Den größten Teil der Beschwerden (48 Prozent) machen eher unspektakuläre Fälle aus, nämlich: Personalangelegenheiten.

"Hier geht es um Karrierewünsche, die sich nicht erfüllt haben. Oder um Soldaten, die das Schließen von Standorten dazu zwingt, viel weitere Wege zum Arbeitsplatz zurückzulegen", erklärt Kiss.

Zugenommen hat die Zahl der Beschwerden von Soldatinnen – von drei auf 15. Zumeist handelt es sich aber auch hier um personelle Angelegenheiten.

Bemerkenswert ist jedenfalls, dass die Zahl der rassistischen oder fremdenfeindlicher Beschwerden und Übergriffe im Heer verschwindend gering ist.

So ist zwar ist der Fall eines ägyptisch-stämmigen Soldaten dokumentiert, der von seinem Vorgesetzten als "Kameltreiber" beschimpft wurde. "Im Unterschied zur Gesellschaft gibt es im Bundesheer aber kaum Probleme mit Rassismus", sagt Kiss. "Hier ist Integration nachweislich lebbar."

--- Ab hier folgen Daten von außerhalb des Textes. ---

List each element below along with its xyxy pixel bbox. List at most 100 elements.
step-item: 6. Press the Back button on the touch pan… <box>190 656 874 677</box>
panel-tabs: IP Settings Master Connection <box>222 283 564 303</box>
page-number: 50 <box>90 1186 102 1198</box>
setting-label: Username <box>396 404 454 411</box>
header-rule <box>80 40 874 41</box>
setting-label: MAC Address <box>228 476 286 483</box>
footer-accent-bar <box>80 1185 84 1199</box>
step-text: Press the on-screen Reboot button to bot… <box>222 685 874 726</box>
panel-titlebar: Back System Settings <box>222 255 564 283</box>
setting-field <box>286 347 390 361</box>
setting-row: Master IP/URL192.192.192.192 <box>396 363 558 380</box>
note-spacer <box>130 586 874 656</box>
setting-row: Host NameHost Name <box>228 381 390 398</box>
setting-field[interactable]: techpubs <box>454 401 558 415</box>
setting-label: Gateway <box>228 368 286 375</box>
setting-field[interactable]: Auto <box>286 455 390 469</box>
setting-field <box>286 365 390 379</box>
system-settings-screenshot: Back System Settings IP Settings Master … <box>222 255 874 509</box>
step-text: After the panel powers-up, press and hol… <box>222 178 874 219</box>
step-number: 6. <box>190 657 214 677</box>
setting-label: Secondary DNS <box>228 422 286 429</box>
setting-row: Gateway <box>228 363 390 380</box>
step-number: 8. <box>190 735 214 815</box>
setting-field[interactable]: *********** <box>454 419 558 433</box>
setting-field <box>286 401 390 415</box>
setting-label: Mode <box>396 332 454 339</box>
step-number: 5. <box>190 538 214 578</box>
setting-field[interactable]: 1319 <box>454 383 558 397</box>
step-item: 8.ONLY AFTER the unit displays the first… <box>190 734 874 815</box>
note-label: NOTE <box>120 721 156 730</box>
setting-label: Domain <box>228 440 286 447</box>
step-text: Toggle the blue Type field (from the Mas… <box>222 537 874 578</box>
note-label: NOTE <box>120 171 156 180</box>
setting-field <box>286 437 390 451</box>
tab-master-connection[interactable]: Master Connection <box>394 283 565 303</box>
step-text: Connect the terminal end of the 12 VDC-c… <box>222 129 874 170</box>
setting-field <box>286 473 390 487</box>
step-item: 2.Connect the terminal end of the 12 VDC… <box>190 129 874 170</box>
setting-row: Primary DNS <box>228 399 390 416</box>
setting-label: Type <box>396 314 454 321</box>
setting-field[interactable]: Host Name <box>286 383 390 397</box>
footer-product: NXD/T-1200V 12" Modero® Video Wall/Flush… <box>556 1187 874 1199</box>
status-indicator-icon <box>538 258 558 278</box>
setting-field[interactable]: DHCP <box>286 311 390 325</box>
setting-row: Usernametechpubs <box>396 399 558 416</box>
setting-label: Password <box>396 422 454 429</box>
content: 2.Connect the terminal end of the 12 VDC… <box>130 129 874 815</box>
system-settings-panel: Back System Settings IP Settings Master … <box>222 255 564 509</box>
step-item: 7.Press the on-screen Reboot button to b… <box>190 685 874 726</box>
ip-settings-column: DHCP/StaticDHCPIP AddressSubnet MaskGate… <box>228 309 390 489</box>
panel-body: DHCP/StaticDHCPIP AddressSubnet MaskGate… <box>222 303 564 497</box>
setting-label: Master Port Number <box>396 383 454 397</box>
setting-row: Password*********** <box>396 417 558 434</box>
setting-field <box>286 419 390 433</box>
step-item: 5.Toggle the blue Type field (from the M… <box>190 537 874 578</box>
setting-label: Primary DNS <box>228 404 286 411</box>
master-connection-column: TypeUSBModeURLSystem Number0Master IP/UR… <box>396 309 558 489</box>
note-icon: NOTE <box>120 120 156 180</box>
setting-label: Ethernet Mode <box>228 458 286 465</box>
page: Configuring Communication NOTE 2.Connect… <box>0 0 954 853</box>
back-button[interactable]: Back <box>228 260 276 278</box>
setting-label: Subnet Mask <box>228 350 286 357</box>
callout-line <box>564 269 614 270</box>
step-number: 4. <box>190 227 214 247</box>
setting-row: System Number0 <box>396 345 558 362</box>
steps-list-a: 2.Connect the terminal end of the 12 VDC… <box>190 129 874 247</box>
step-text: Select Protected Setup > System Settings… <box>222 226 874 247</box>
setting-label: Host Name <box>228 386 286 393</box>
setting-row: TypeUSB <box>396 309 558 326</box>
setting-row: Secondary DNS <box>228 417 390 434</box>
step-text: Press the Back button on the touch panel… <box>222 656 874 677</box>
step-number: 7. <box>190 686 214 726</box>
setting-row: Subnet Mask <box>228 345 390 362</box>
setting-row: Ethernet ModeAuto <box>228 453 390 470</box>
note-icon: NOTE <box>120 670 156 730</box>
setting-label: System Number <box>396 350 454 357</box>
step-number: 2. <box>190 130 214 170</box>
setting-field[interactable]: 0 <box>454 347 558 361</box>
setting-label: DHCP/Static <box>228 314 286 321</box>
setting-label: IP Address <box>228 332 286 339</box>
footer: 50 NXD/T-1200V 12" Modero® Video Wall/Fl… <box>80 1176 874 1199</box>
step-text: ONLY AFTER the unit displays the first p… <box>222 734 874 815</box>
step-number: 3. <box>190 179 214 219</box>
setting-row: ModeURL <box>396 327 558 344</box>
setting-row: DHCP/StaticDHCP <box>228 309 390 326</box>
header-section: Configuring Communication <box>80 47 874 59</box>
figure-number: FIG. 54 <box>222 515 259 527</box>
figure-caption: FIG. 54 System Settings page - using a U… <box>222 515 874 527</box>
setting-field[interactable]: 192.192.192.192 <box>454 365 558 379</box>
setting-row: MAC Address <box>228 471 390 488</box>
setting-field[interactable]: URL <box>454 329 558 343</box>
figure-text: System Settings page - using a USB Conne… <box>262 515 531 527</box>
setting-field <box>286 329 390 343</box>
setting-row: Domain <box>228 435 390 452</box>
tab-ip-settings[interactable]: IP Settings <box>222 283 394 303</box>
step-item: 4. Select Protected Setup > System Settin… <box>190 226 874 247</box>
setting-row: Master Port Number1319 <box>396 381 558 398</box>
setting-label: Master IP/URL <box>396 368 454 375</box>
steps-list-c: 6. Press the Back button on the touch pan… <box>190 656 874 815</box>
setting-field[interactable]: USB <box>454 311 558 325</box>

Kommission: 3421 Anfragen pro Jahr

Beschwerden Seit 1955 können sich Stellungspflichtige und Soldaten (Grundwehrdiener, Berufssoldaten) an die parlamentarische Bundesheer-Kommission wenden, um Missstände aller Art (Schikanen, Mängel bei Ausbildung, Unterkünften, etc.) zu melden. Die Kommission ist (wie der Rechnungshof oder die Volksanwaltschaft) ein Kontroll-Organ, sie arbeitet vertraulich und außerhalb der militärischen Hierarchie. Sie kann nicht sanktionieren, sondern nur Empfehlungen an das Ministerium abgeben – meist aber mit Erfolg.

Zahlen Im Vorjahr gab es insgesamt 3421 Anfragen an die Kommission, in 504 Fällen wurden auch Beschwerdeverfahren eingeleitet, 78 Prozent der Beschwerden waren nachweislich berechtigt. Als Beschwerde-Führer treten mehrheitlich Unteroffiziere auf (46 Prozent), Rekruten, sprich Grundwehrdiener sind nur für 17 Prozent der Beschwerden verantwortlich. Die meisten Beschwerden (48 Prozent) betrafen Personalangelegenheiten, sprich: Soldaten sind mit Sold, Dienstzeiten, Dienstort, etc. unzufrieden.